Suit for Alleged Breach of (First) Settlement Agreement.

     It appears that a settlement of many filed and potential CatClaims resulting from Hurricane Katrina in Mississippi has blown up.  There was once a settlement agreement, among many policyholders and State Farm.  The proposed settlement agreement was subject to Federal Court approval.  The Federal Judge found wrong in the proposed settlement and refused to approve it.   State Farm then reportedly reached a settlement agreement of many of the same claims with the Mississippi Insurance Commissioner's Office.  This lengthy previous history was summarized in "Update to the Update:  New Settlement in Mississippi," posted here on March 20, 2007.

     It is now reported that through its Attorney General, the State of Mississippi filed suit on Monday, June 11, 2007 in Mississippi State Court.  The Complaint alleges that State Farm breached the (first) settlement agreement and thus breached a contract, claiming compensatory and punitive damages.

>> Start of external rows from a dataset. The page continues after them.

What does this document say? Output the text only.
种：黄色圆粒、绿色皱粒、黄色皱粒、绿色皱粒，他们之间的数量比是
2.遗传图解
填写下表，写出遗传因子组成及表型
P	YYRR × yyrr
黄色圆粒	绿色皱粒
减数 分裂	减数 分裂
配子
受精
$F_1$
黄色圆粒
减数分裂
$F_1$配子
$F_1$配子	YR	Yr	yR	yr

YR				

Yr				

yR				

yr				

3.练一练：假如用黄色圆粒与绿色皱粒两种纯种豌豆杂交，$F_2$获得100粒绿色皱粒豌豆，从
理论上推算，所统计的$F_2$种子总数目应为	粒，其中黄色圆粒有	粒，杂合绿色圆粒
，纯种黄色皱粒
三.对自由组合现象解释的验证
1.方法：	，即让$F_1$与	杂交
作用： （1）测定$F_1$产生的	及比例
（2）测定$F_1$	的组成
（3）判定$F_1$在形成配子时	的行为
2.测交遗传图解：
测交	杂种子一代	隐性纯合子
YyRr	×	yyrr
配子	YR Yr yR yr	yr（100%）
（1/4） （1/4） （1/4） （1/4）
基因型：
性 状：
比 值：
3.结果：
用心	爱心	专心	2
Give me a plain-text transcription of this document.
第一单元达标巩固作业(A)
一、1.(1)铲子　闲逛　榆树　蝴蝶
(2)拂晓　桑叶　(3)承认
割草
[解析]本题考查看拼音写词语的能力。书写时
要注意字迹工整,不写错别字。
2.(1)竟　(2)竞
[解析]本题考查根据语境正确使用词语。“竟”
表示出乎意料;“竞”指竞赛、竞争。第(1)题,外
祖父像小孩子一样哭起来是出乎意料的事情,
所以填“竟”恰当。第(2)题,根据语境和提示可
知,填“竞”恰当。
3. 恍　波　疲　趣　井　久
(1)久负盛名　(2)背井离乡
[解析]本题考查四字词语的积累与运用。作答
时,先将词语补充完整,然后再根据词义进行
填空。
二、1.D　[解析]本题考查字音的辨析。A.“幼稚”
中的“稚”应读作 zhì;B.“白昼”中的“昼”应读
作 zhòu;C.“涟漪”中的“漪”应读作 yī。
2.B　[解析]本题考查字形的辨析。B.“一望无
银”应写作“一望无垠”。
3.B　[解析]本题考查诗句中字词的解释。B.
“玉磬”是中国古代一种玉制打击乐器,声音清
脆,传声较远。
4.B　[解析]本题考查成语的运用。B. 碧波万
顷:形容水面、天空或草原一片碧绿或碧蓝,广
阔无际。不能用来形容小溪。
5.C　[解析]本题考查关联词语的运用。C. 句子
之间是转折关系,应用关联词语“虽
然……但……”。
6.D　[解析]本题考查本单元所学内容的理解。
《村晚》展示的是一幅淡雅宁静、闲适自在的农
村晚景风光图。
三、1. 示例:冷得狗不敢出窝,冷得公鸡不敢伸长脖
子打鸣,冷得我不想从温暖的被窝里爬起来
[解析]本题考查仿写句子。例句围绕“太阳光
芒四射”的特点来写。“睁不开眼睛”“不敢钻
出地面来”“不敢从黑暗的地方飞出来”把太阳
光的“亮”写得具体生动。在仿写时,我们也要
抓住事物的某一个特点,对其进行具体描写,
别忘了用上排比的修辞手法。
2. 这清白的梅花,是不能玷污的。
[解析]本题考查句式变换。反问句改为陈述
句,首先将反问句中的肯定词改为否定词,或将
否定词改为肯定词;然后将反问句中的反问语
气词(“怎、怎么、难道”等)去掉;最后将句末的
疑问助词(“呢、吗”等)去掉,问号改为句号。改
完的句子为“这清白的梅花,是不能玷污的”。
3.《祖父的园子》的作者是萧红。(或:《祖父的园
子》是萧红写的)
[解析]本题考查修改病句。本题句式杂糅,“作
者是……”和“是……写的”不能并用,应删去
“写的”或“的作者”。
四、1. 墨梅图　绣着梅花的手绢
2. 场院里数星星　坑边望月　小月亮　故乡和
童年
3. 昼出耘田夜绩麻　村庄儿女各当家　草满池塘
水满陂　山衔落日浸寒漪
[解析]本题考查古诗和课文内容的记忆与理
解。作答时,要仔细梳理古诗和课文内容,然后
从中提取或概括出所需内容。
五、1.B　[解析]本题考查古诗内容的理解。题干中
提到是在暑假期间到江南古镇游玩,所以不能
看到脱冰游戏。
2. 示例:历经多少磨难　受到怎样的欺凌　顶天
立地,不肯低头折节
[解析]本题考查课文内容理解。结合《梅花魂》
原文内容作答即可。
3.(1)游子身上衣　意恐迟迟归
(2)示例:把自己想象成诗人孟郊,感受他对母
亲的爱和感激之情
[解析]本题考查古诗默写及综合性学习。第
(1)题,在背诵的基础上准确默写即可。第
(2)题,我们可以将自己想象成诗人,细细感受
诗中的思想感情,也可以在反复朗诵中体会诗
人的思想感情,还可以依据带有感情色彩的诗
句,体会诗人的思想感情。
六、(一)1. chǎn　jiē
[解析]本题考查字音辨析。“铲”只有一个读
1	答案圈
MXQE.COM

As of the night of June 11, 2007, there is a temporary silence on the subject on the web sites of both the Mississippi Attorney General and the Mississippi Insurance Commissioner.

     Here is a link to State Farm's Press Release of June 11, 2007,which State Farm entitled "Mississippi Attorney General's Lawsuit Threatens to Disrupt Hurricane Katrina Settlement Process with MIssissippi Insurance Department". 

     There will be more to come on the settlement (or not) of Hurricane Katrina CatClaims in Mississippi, and elsewhere, there can be no doubt.